Infrastructure, Sustainability, Resilience

Environmental technology concept. Sustainable development goals.

How can we design processes, systems, and materials to provide greater adaptability to a rapidly changing world? This research area is an expansive exploration into ideas for building more resilience into important human infrastructures, from power grids to financial and economic systems, from materials to how we manufacture, store, and transport them. The array of initiatives in this new thrust will grow quickly, as more and more initiatives focus on building a more resilient world.

Current Research

Kathy High, Professor of Video and New Media, HASS

Professor High is an interdisciplinary artist working in the area of technology, science and art. She produces videos, photographs, writings, performances and installations about gender and technology, empathy, and animal sentience. In the last ten years she has become interested in working with living systems, animals and art, considering the social, political and ethical dilemmas of biotechnology and surrounding industries. Her most recent art works include a video documentary about green or natural burials, entitled Death Down Under; and a performance/visual arts project called Blood Wars that uses white blood cells to test an individual’s strengths (see http://vampirestudygroup.com/bloodwars/). These projects have allowed High to investigate areas such as decomposition and the immune system.

Rick Relyea, Professor of Biological Sciences and David M. Darrin ’40 Senior Endowed Chair, Director of the Darrin Fresh Water Institute

The Darrin Center is conducting foundational and translational research in environmental problems such as ecology, disease ecology, ecotoxicology, evolution, animal behavior science and engineering, with a goal of better understanding the natural world and help solve real-world challenges.

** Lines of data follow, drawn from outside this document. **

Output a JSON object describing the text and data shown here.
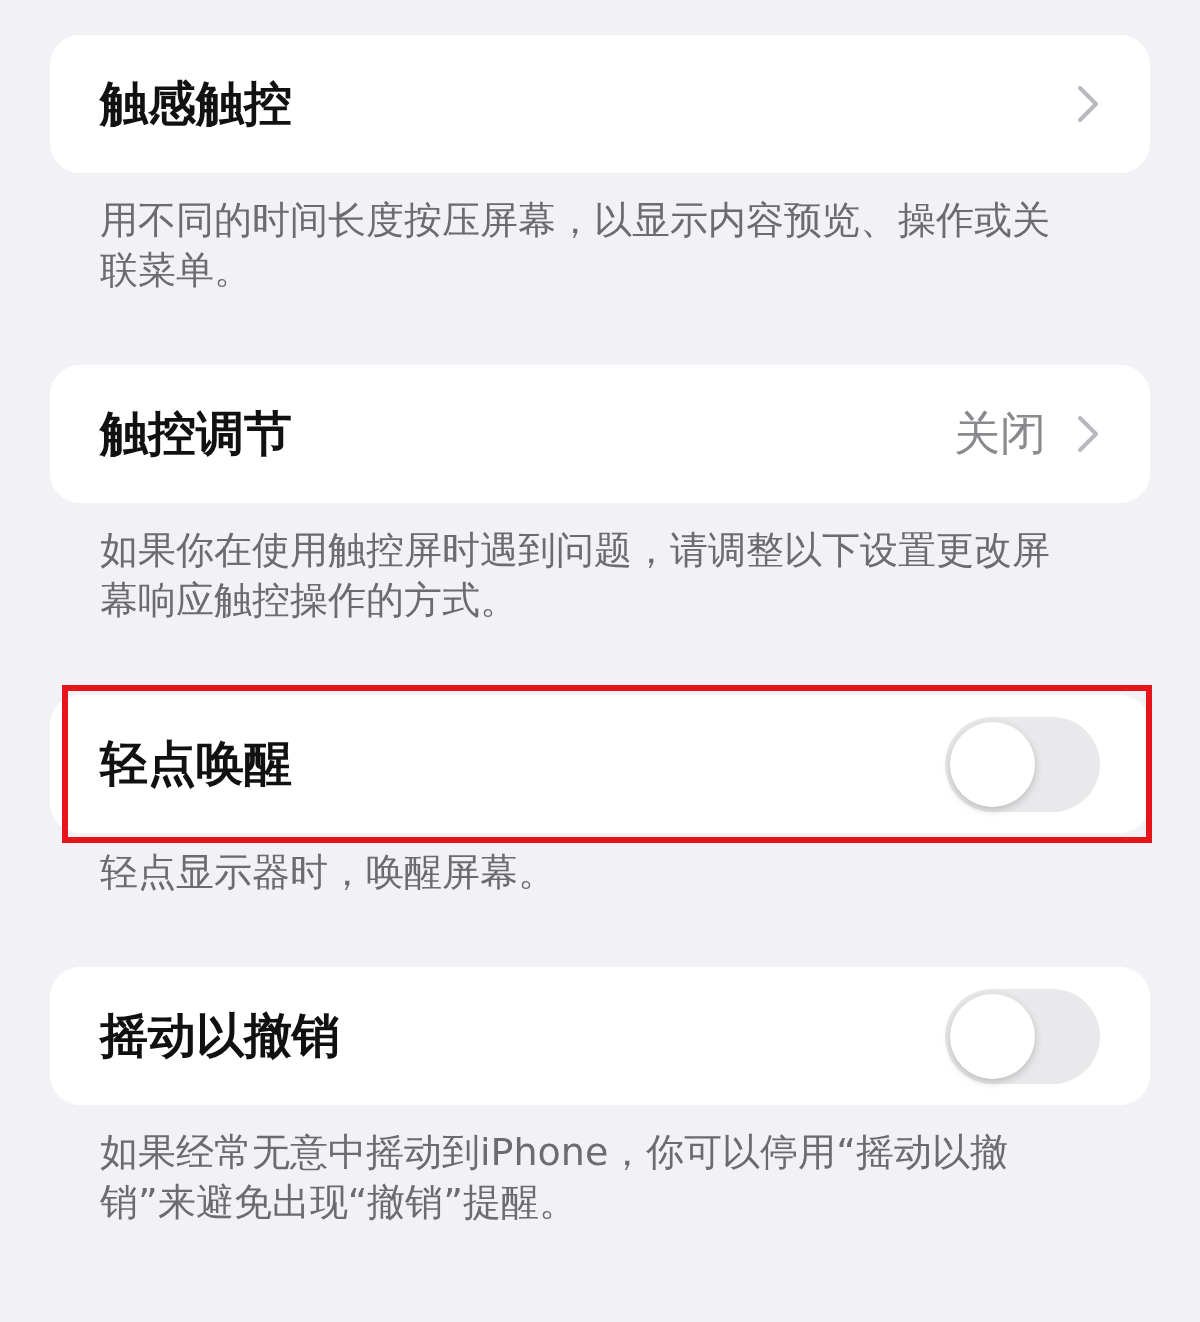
{
  "sections": [
    {
      "row": {
        "kind": "link",
        "label": "触感触控",
        "highlighted": false
      },
      "footer": "用不同的时间长度按压屏幕，以显示内容预览、操作或关联菜单。"
    },
    {
      "row": {
        "kind": "link",
        "label": "触控调节",
        "value": "关闭",
        "highlighted": false
      },
      "footer": "如果你在使用触控屏时遇到问题，请调整以下设置更改屏幕响应触控操作的方式。"
    },
    {
      "row": {
        "kind": "toggle",
        "label": "轻点唤醒",
        "on": false,
        "highlighted": true
      },
      "footer": "轻点显示器时，唤醒屏幕。"
    },
    {
      "row": {
        "kind": "toggle",
        "label": "摇动以撤销",
        "on": false,
        "highlighted": false
      },
      "footer": "如果经常无意中摇动到iPhone，你可以停用“摇动以撤销”来避免出现“撤销”提醒。"
    }
  ]
}
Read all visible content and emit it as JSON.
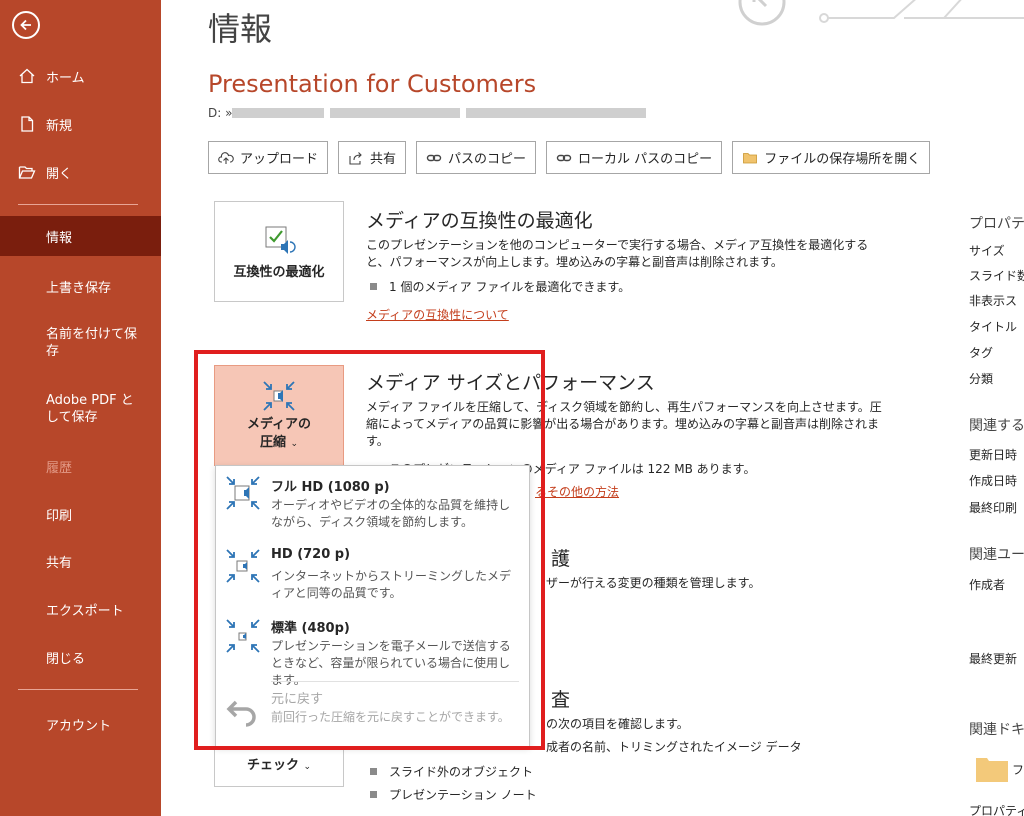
{
  "sidebar": {
    "items": [
      {
        "label": "ホーム"
      },
      {
        "label": "新規"
      },
      {
        "label": "開く"
      },
      {
        "label": "情報"
      },
      {
        "label": "上書き保存"
      },
      {
        "label": "名前を付けて保存"
      },
      {
        "label": "Adobe PDF として保存"
      },
      {
        "label": "履歴"
      },
      {
        "label": "印刷"
      },
      {
        "label": "共有"
      },
      {
        "label": "エクスポート"
      },
      {
        "label": "閉じる"
      },
      {
        "label": "アカウント"
      }
    ]
  },
  "header": {
    "title": "情報",
    "doc_title": "Presentation for Customers",
    "path_prefix": "D: »"
  },
  "toolbar": {
    "upload": "アップロード",
    "share": "共有",
    "copy_path": "パスのコピー",
    "copy_local_path": "ローカル パスのコピー",
    "open_location": "ファイルの保存場所を開く"
  },
  "compat": {
    "button": "互換性の最適化",
    "title": "メディアの互換性の最適化",
    "desc": "このプレゼンテーションを他のコンピューターで実行する場合、メディア互換性を最適化すると、パフォーマンスが向上します。埋め込みの字幕と副音声は削除されます。",
    "bullet": "1 個のメディア ファイルを最適化できます。",
    "link": "メディアの互換性について"
  },
  "media": {
    "button_line1": "メディアの",
    "button_line2": "圧縮",
    "title": "メディア サイズとパフォーマンス",
    "desc": "メディア ファイルを圧縮して、ディスク領域を節約し、再生パフォーマンスを向上させます。圧縮によってメディアの品質に影響が出る場合があります。埋め込みの字幕と副音声は削除されます。",
    "bullet": "このプレゼンテーションのメディア ファイルは 122 MB あります。",
    "link": "るその他の方法"
  },
  "protect": {
    "title_tail": "護",
    "desc_tail": "ザーが行える変更の種類を管理します。"
  },
  "inspect": {
    "title_tail": "査",
    "desc_tail": "の次の項目を確認します。",
    "line2_tail": "成者の名前、トリミングされたイメージ データ",
    "button": "チェック",
    "bullets": [
      "スライド外のオブジェクト",
      "プレゼンテーション ノート"
    ]
  },
  "dropdown": {
    "items": [
      {
        "title": "フル HD (1080 p)",
        "desc": "オーディオやビデオの全体的な品質を維持しながら、ディスク領域を節約します。"
      },
      {
        "title": "HD (720 p)",
        "desc": "インターネットからストリーミングしたメディアと同等の品質です。"
      },
      {
        "title": "標準 (480p)",
        "desc": "プレゼンテーションを電子メールで送信するときなど、容量が限られている場合に使用します。"
      },
      {
        "title": "元に戻す",
        "desc": "前回行った圧縮を元に戻すことができます。"
      }
    ]
  },
  "properties": {
    "head": "プロパティ",
    "rows": [
      "サイズ",
      "スライド数",
      "非表示ス",
      "タイトル",
      "タグ",
      "分類"
    ],
    "related_dates_head": "関連する",
    "date_rows": [
      "更新日時",
      "作成日時",
      "最終印刷"
    ],
    "related_users_head": "関連ユー",
    "author": "作成者",
    "last_modified_by": "最終更新",
    "related_docs_head": "関連ドキ",
    "folder_label": "フ",
    "all_props_link": "プロパティ"
  },
  "colors": {
    "sidebar": "#b7472a",
    "accent": "#c43e1c",
    "highlight_box": "#e01e1e"
  }
}
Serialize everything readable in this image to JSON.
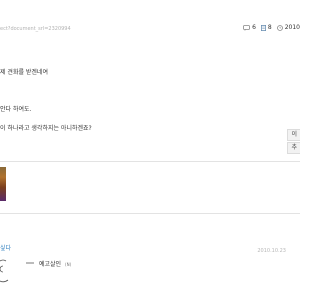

Mattheos Koffas, Dorothy and Fred Chau ʼ71 Career Development Constellation Professor in Biocatalysis and Metabolic Engineering, Chemical and Biological Engineering

Helen Zha, Assistant Professor in Chemical and Biological Engineering, Materials Science & Engineering

The overwhelming majority of plastics used today are derived from petrochemical feedstocks. Even with ideal application of conventional recycling strategies, these plastics can only be recycled a limited number of times before end-of-life disposal by incineration or dumping in landfills, leading ultimately to greenhouse gas emissions, pollution and disruption of natural ecosystems, and loss of feedstock material. For the sustainability of mankind’s endeavors, future manufacturing will need to focus on materials with closed-loop lifecycles rather than the traditional linear extract-process-consume-dispose paradigm. The collaborative research of Professors Zha and Koffas aims to develop new technologies and conceptual frameworks that enable a regenerative circular economy for the plastics industry that utilizes protein-based polymers. By leveraging the diversity of amino acid building blocks and the synthetic precision afforded by genetic templates, these polymers can potentially exhibit tunable properties targeted for a broad range of applications. The goals of this work are multi-faceted, including engineering new microorganisms that can upcycle recalcitrant plastic into high value protein-based bioplastics and using computational and experimental methods to understand the relationship between protein sequence and material structure and properties across hierarchical length scales. Ultimately, this research works to transform the non-degradable plastic waste generated by our current economy into robust biobased materials for use in the renewable, waste-free economy of the future.